La boîte rouge © Jules (2008)


Arthur Raubin avait tout pour être heureux. Sa vie était parfaitement ordonnée, jusque dans les moindres détails. Depuis son enfance, il avait pris un soin méticuleux à contrôler chaque minute de son existence. La seule chose qui détonnait dans son petit monde était son second prénom. Archibald. Mais comme il le répétait à chaque fois que quelqu'un s'en étonnait, en haussant les épaules et en esquissant un sourire d'excuse, il n'y pouvait rien : la décision avait été le fait de ses parents, ce bien avant sa naissance.

Arthur l'avait noté très tôt, ce qui avait le plus de chance de bouleverser son emploi du temps était les gens qu'il côtoyait. Et ça n'avait fait qu'empirer au fil des ans. D'abord en famille, ensuite à l'école et pour finir... l'amour. La volonté de posséder une vie sans accroc ne le mettait pas à l'abri d'un certain penchant pour le sexe opposé. Mais les relations qu'il avait pu entretenir avaient toujours été de courte durée. Ces délicats échecs s'expliquaient par son impossibilité à concilier ses propres exigences et la liberté de ses compagnes. Ainsi, depuis son premier essai infructueux, et pour s'éviter toute souffrance supplémentaire, il avait décidé de partir avant que ses sentiments ne tombent dans l'impasse.

Malgré tout, ses rencontres l'avaient conduit une ou deux fois à tenter de vivre avec sa belle du moment.

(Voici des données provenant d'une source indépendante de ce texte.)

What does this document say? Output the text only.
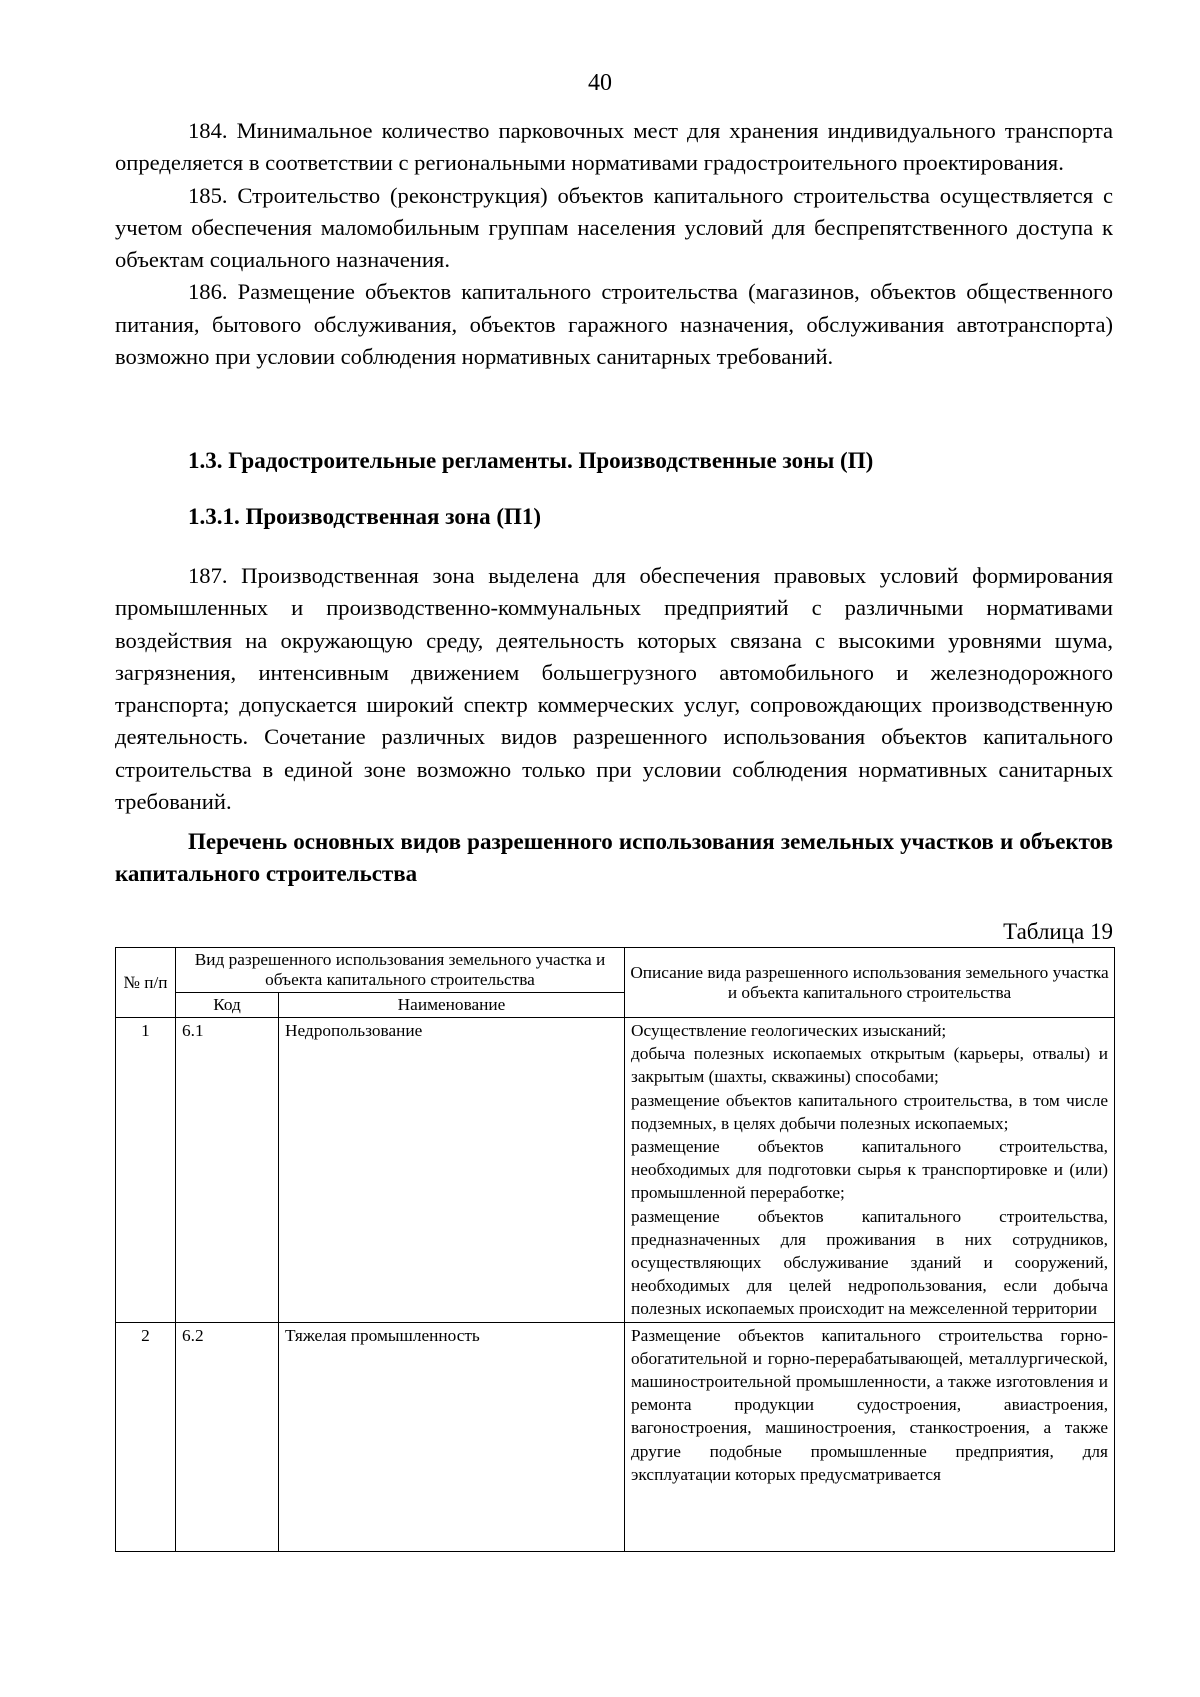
40

184. Минимальное количество парковочных мест для хранения индивидуального транспорта определяется в соответствии с региональными нормативами градостроительного проектирования.

185. Строительство (реконструкция) объектов капитального строительства осуществляется с учетом обеспечения маломобильным группам населения условий для беспрепятственного доступа к объектам социального назначения.

186. Размещение объектов капитального строительства (магазинов, объектов общественного питания, бытового обслуживания, объектов гаражного назначения, обслуживания автотранспорта) возможно при условии соблюдения нормативных санитарных требований.

1.3. Градостроительные регламенты. Производственные зоны (П)
1.3.1. Производственная зона (П1)

187. Производственная зона выделена для обеспечения правовых условий формирования промышленных и производственно-коммунальных предприятий с различными нормативами воздействия на окружающую среду, деятельность которых связана с высокими уровнями шума, загрязнения, интенсивным движением большегрузного автомобильного и железнодорожного транспорта; допускается широкий спектр коммерческих услуг, сопровождающих производственную деятельность. Сочетание различных видов разрешенного использования объектов капитального строительства в единой зоне возможно только при условии соблюдения нормативных санитарных требований.

Перечень основных видов разрешенного использования земельных участков и объектов капитального строительства

Таблица 19
№ п/п	Вид разрешенного использования земельного участка и объекта капитального строительства		Описание вида разрешенного использования земельного участка и объекта капитального строительства
	Код	Наименование	
1	6.1	Недропользование	Осуществление геологических изысканий;
добыча полезных ископаемых открытым (карьеры, отвалы) и закрытым (шахты, скважины) способами;
размещение объектов капитального строительства, в том числе подземных, в целях добычи полезных ископаемых;
размещение объектов капитального строительства, необходимых для подготовки сырья к транспортировке и (или) промышленной переработке;
размещение объектов капитального строительства, предназначенных для проживания в них сотрудников, осуществляющих обслуживание зданий и сооружений, необходимых для целей недропользования, если добыча полезных ископаемых происходит на межселенной территории

2	6.2	Тяжелая промышленность	Размещение объектов капитального строительства горно-обогатительной и горно-перерабатывающей, металлургической, машиностроительной промышленности, а также изготовления и ремонта продукции судостроения, авиастроения, вагоностроения, машиностроения, станкостроения, а также другие подобные промышленные предприятия, для эксплуатации которых предусматривается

Mais même en ces doux instants, Arthur ne s'était pas laissé bercer d'illusions. Il avait mis au point des protocoles. Par exemple, en cas de désaccord sur le pliage des chaussettes, décider du programme télé du soir. En cas de discussion au sujet du programme télé, prévoir une sortie en solitaire au cinéma. Surtout, en cas de crise de jalousie, causée par cette soirée passée en solitaire (« Avec qui tu étais ?! »), mettre fin à cette relation, décidément trop envahissante. Et en prévision de cette séparation et de son départ intervenait le plus important protocole : celui de la boîte rouge.

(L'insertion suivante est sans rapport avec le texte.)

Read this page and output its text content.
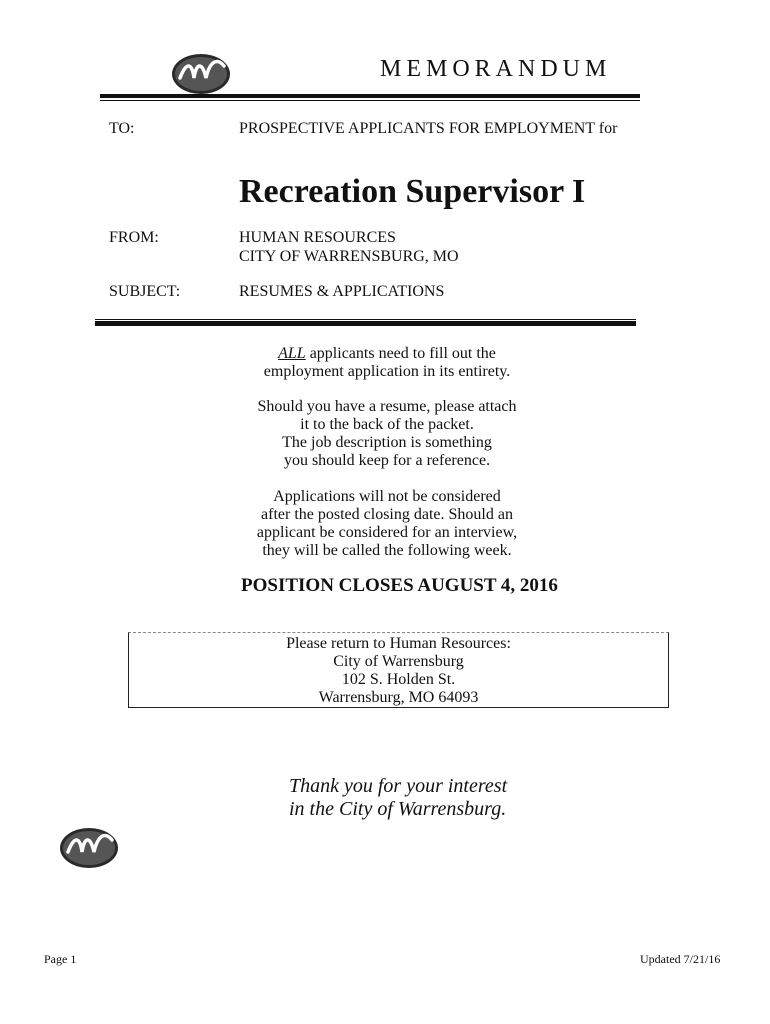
MEMORANDUM
TO:	PROSPECTIVE APPLICANTS FOR EMPLOYMENT for
Recreation Supervisor I
FROM:	HUMAN RESOURCES
CITY OF WARRENSBURG, MO
SUBJECT:	RESUMES & APPLICATIONS

ALL applicants need to fill out the

employment application in its entirety.

Should you have a resume, please attach

it to the back of the packet.

The job description is something

you should keep for a reference.

Applications will not be considered

after the posted closing date. Should an

applicant be considered for an interview,

they will be called the following week.

POSITION CLOSES AUGUST 4, 2016

Please return to Human Resources:

City of Warrensburg

102 S. Holden St.

Warrensburg, MO 64093

Thank you for your interest

in the City of Warrensburg.

Page 1	Updated 7/21/16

Elle avait été offerte à Arthur par son grand-père à son sixième anniversaire. Une malle de bois de la taille d'un petit tricycle, relativement légère et entièrement peinte d'un rouge vif. Il n'y avait pas tout de suite trouvé un charme fou, et l'utilité lui avait alors semblé limitée. Que faire, à part y ranger des choses ? Mais ses affaires étant déjà tout à fait en ordre, il n'avait rien eu à y mettre. La situation avait changé après ses premiers déboires amoureux. Pour récupérer un peu de stabilité, les protocoles étaient intervenus et la boîte rouge avait pris une importance cruciale.

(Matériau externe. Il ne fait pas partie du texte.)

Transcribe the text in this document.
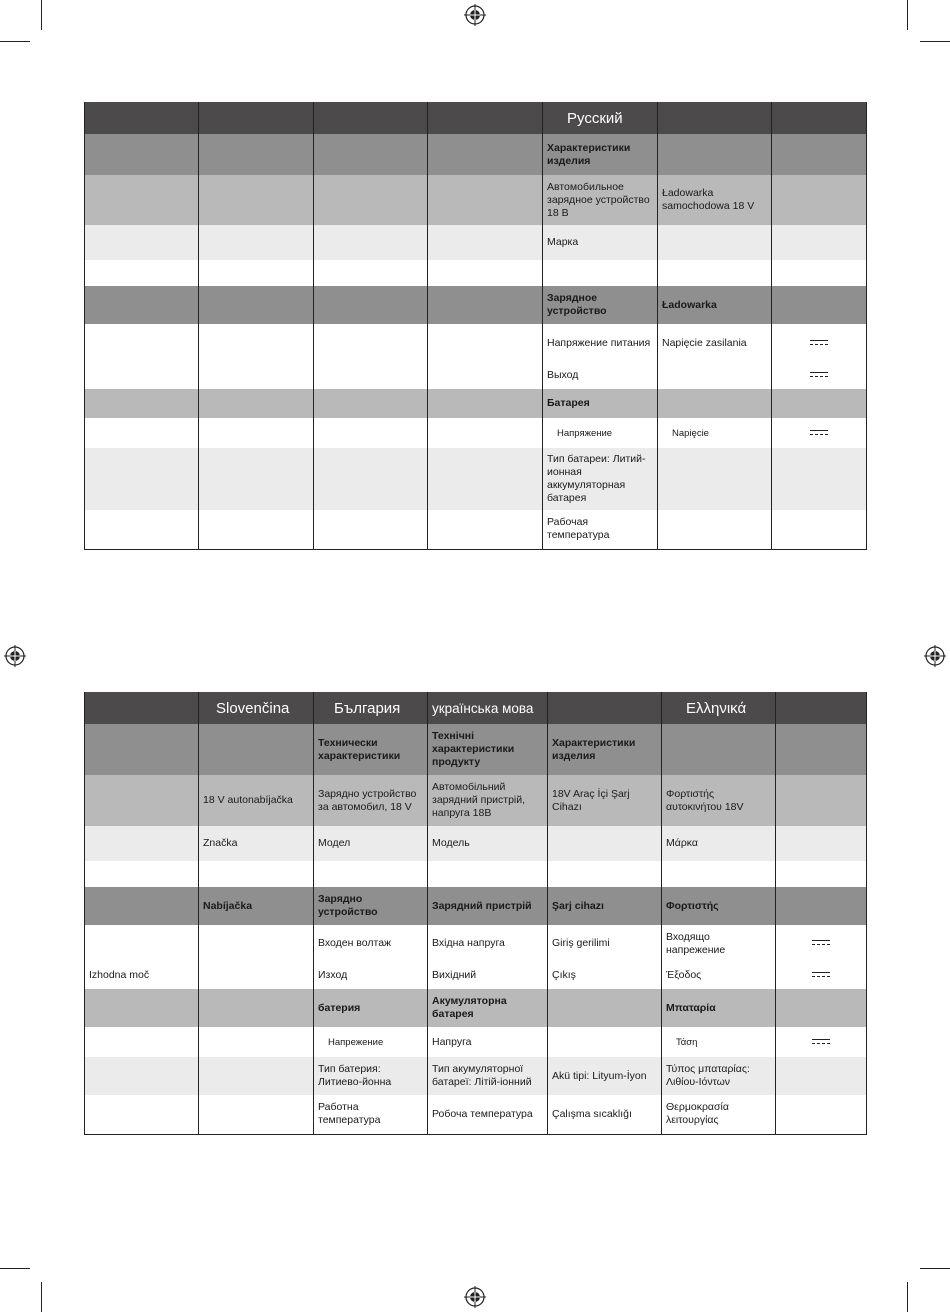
				Русский		
				Характеристики изделия		
				Автомобильное зарядное устройство 18 В	Ładowarka samochodowa 18 V	
				Марка		

				Зарядное устройство	Ładowarka	
				Напряжение питания	Napięcie zasilania	
				Выход		
				Батарея		
				Напряжение	Napięcie	
				Тип батареи: Литий-ионная аккумуляторная батарея		
				Рабочая температура		
	Slovenčina	България	українська мова		Ελληνικά	
		Технически характеристики	Технічні характеристики продукту	Характеристики изделия		
	18 V autonabíjačka	Зарядно устройство за автомобил, 18 V	Автомобільний зарядний пристрій, напруга 18В	18V Araç İçi Şarj Cihazı	Φορτιστής αυτοκινήτου 18V	
	Značka	Модел	Модель		Μάρκα	

	Nabíjačka	Зарядно устройство	Зарядний пристрій	Şarj cihazı	Φορτιστής	
		Входен волтаж	Вхідна напруга	Giriş gerilimi	Входящо напрежение	
Izhodna moč		Изход	Вихідний	Çıkış	Έξοδος	
		батерия	Акумуляторна батарея		Μπαταρία	
		Напрежение	Напруга		Τάση	
		Тип батерия: Литиево-йонна	Тип акумуляторної батареї: Літій-іонний	Akü tipi: Lityum-İyon	Τύπος μπαταρίας: Λιθίου-Ιόντων	
		Работна температура	Робоча температура	Çalışma sıcaklığı	Θερμοκρασία λειτουργίας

Lorsque Arthur se mettait à vivre avec une fille, la somme de ce qui lui appartenait devait pouvoir entrer dans sa boîte. Ainsi, lorsque venait le temps de partir, le déménagement était bien plus facile et, d'une certaine façon, moins douloureux. Mais il préférait n'envisager la chose que d'un point de vue purement pratique. Aussi réussissait-il toujours à garder le contrôle, du moins jusqu'à présent. Tout avait changé. Pourquoi ? Comment ? Il l'ignorait. Mais après quelques mois à vivre avec Emeline et une rupture imminente, il s'était soudainement rendu compte de sa folie. Ses vêtements, son nécessaire de toilette et un énorme tas de babioles alignés sur le canapé... Sa boîte rouge serait incapable de fermer. Il avait été négligent, et il en payait maintenant le prix : sa vie basculait dans le désordre le plus total.

Débordé par la panique, Arthur avait essayé de retrouver son calme pour envisager toutes les possibilités. Ne pouvait-il pas rester avec Emeline après tout ? Sa décision de la quitter avait été si rapide, si évidente, qu'il avait à peine pris le temps d'y réfléchir. Son crime ? Elle s'était moquée de son second prénom, nom d'un chien ! Alors que de son côté, elle n'était pas vraiment mieux loti ! Non, décidément, impossible de faire abstraction. Quelles autres options lui restaient-ils ?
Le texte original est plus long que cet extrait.